The manager of a Hackensack, New Jersey video store thought he had found a modern-day pot of gold this week when hundreds of unused, scratch-off instant Lottery tickets were discovered in the store basement.
"We thought we hit it rich," Nilesh Maheshwary, manager of the West Coast Video store on Passaic Street, said yesterday. "I didn't know what to do."
Making a similar find, others may have grabbed a penny and started scratching -- some lotto games offer players a chance to win thousands of dollars in prizes.
But not Maheshwary. Instead, he handed the box containing the tickets over to police.
"I didn't want it sitting in my hands," said the 34-year-old Jersey City man, known to his friends as "Neil." "It didn't belong to us."
Hackensack police and New Jersey Lottery officials said yesterday they are investigating how the box, which had $15,300 worth of tickets, made it into the basement of Maheshwary's store.
The tickets appeared to be addressed to the 7-Eleven next to the video store on Passaic Street and may have been mistakenly delivered to the video store more than a year ago and gone unnoticed, Hackensack police Detective Capt. Frank Lomia said.
Lottery spokesman Everett Merrill said Maheshwary and his employees "showed a lot of integrity and class" in giving the tickets to authorities.
Even if someone had scratched off the tickets, they wouldn't have won anything. The tickets were not activated, and no prizes could be awarded, Merrill said. Only a retailer has the authority to activate scratch-off tickets through a special computer.
"It's important from a lottery perspective that if someone were to find a box of unopened instant tickets, they're of no value because they need to be activated by the retailer," he said.
Maheshwary said two of his employees, Anthony D'Amico and Greg Mattia, found the box Monday morning while they were cleaning out a storage space belonging to the store's former manager, who resigned a week ago.

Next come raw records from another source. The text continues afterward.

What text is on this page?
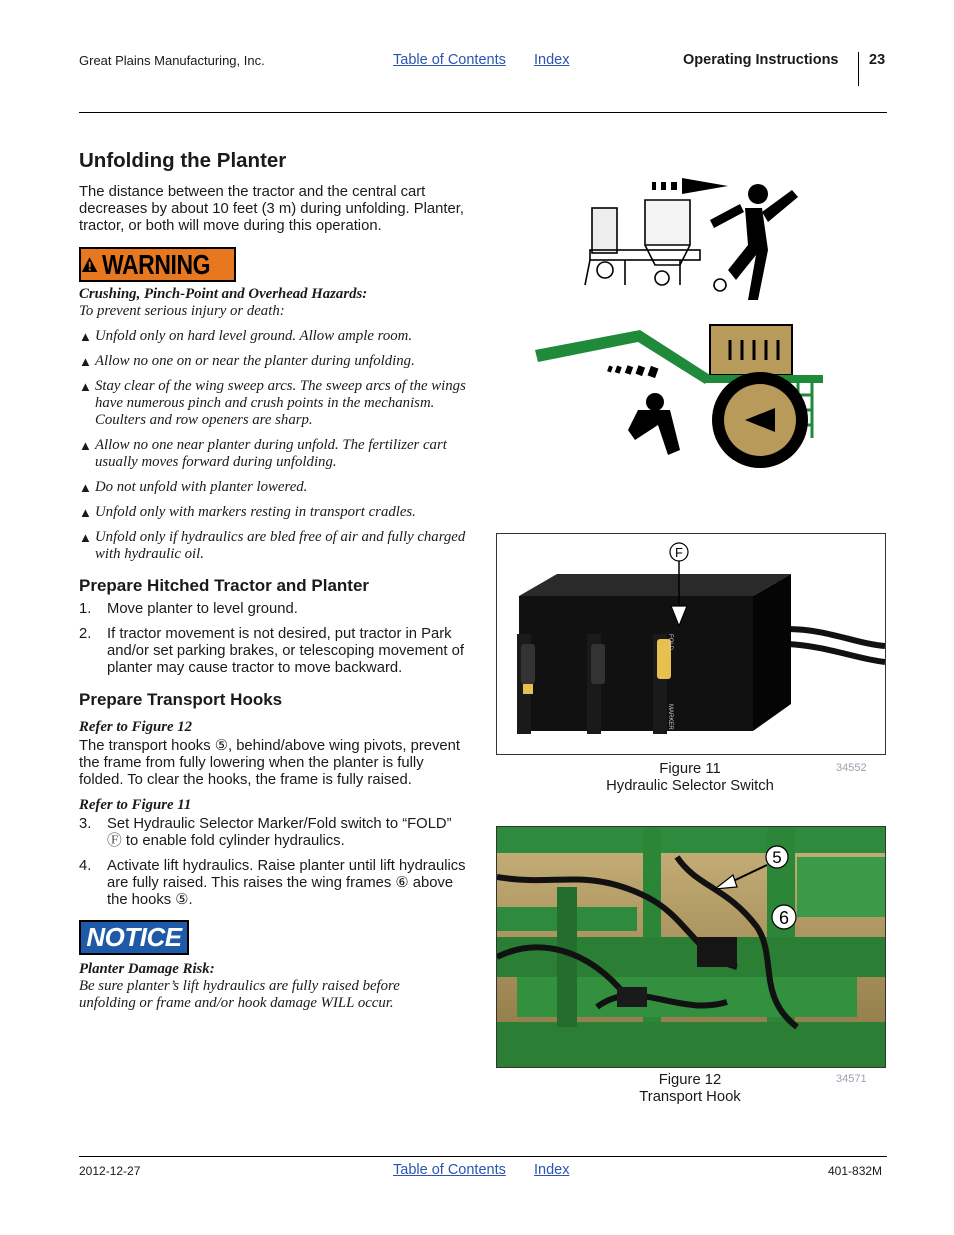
Great Plains Manufacturing, Inc.	Table of Contents Index	Operating Instructions 23
Unfolding the Planter
The distance between the tractor and the central cart decreases by about 10 feet (3 m) during unfolding. Planter, tractor, or both will move during this operation.
WARNING
Crushing, Pinch-Point and Overhead Hazards:
To prevent serious injury or death:
▲ Unfold only on hard level ground. Allow ample room.
▲ Allow no one on or near the planter during unfolding.
▲ Stay clear of the wing sweep arcs. The sweep arcs of the wings have numerous pinch and crush points in the mechanism. Coulters and row openers are sharp.
▲ Allow no one near planter during unfold. The fertilizer cart usually moves forward during unfolding.
▲ Do not unfold with planter lowered.
▲ Unfold only with markers resting in transport cradles.
▲ Unfold only if hydraulics are bled free of air and fully charged with hydraulic oil.
Prepare Hitched Tractor and Planter
1. Move planter to level ground.
2. If tractor movement is not desired, put tractor in Park and/or set parking brakes, or telescoping movement of planter may cause tractor to move backward.
Prepare Transport Hooks
Refer to Figure 12
The transport hooks ⑤, behind/above wing pivots, prevent the frame from fully lowering when the planter is fully folded. To clear the hooks, the frame is fully raised.
Refer to Figure 11
3. Set Hydraulic Selector Marker/Fold switch to “FOLD” Ⓕ to enable fold cylinder hydraulics.
4. Activate lift hydraulics. Raise planter until lift hydraulics are fully raised. This raises the wing frames ⑥ above the hooks ⑤.
NOTICE
Planter Damage Risk:
Be sure planter’s lift hydraulics are fully raised before unfolding or frame and/or hook damage WILL occur.
FOLD
MARKER
F
Figure 11
Hydraulic Selector Switch
34552
5
6
Figure 12
Transport Hook
34571
2012-12-27	Table of Contents Index	401-832M
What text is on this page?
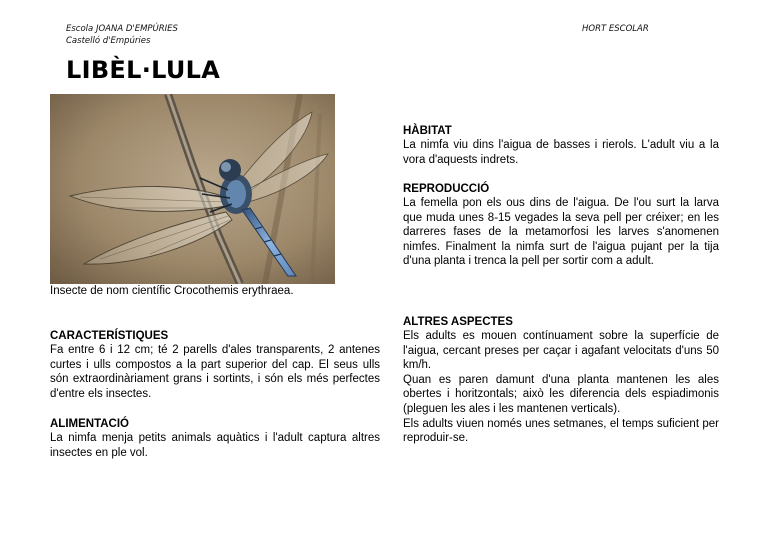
Escola JOANA D'EMPÚRIES
Castelló d'Empúries
HORT ESCOLAR
LIBÈL·LULA
Insecte de nom científic Crocothemis erythraea.
CARACTERÍSTIQUES

Fa entre 6 i 12 cm; té 2 parells d'ales transparents, 2 antenes curtes i ulls compostos a la part superior del cap. El seus ulls són extraordinàriament grans i sortints, i són els més perfectes d'entre els insectes.

ALIMENTACIÓ

La nimfa menja petits animals aquàtics i l'adult captura altres insectes en ple vol.

HÀBITAT

La nimfa viu dins l'aigua de basses i rierols. L'adult viu a la vora d'aquests indrets.

REPRODUCCIÓ

La femella pon els ous dins de l'aigua. De l'ou surt la larva que muda unes 8-15 vegades la seva pell per créixer; en les darreres fases de la metamorfosi les larves s'anomenen nimfes. Finalment la nimfa surt de l'aigua pujant per la tija d'una planta i trenca la pell per sortir com a adult.

ALTRES ASPECTES

Els adults es mouen contínuament sobre la superfície de l'aigua, cercant preses per caçar i agafant velocitats d'uns 50 km/h.

Quan es paren damunt d'una planta mantenen les ales obertes i horitzontals; això les diferencia dels espiadimonis (pleguen les ales i les mantenen verticals).

Els adults viuen només unes setmanes, el temps suficient per reproduir-se.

He said the invoice on the box showed it was delivered Aug. 26, 2002.
The box contained 50 books of tickets worth $300 each, according to the invoice. Among the games were Tabasco Hot Cash, Heroes of Space, Cash in a Flash and Win for Life, a game that promises players a chance to win $1,000 a week, for life, if three of the six symbols that appear after the metallic coating is scratched away say "LIFE."
Maheshwary said he signed the tickets over to the manager of the 7-Eleven in the presence of a Hackensack police officer.
At one point before turning the tickets over to the cops, Maheshwary said he thought of keeping the tickets and scratching away, but only as a joke.
"It would have been stealing," he said. "The tickets belong to the state. I want to win for life, but I don't want to win that way."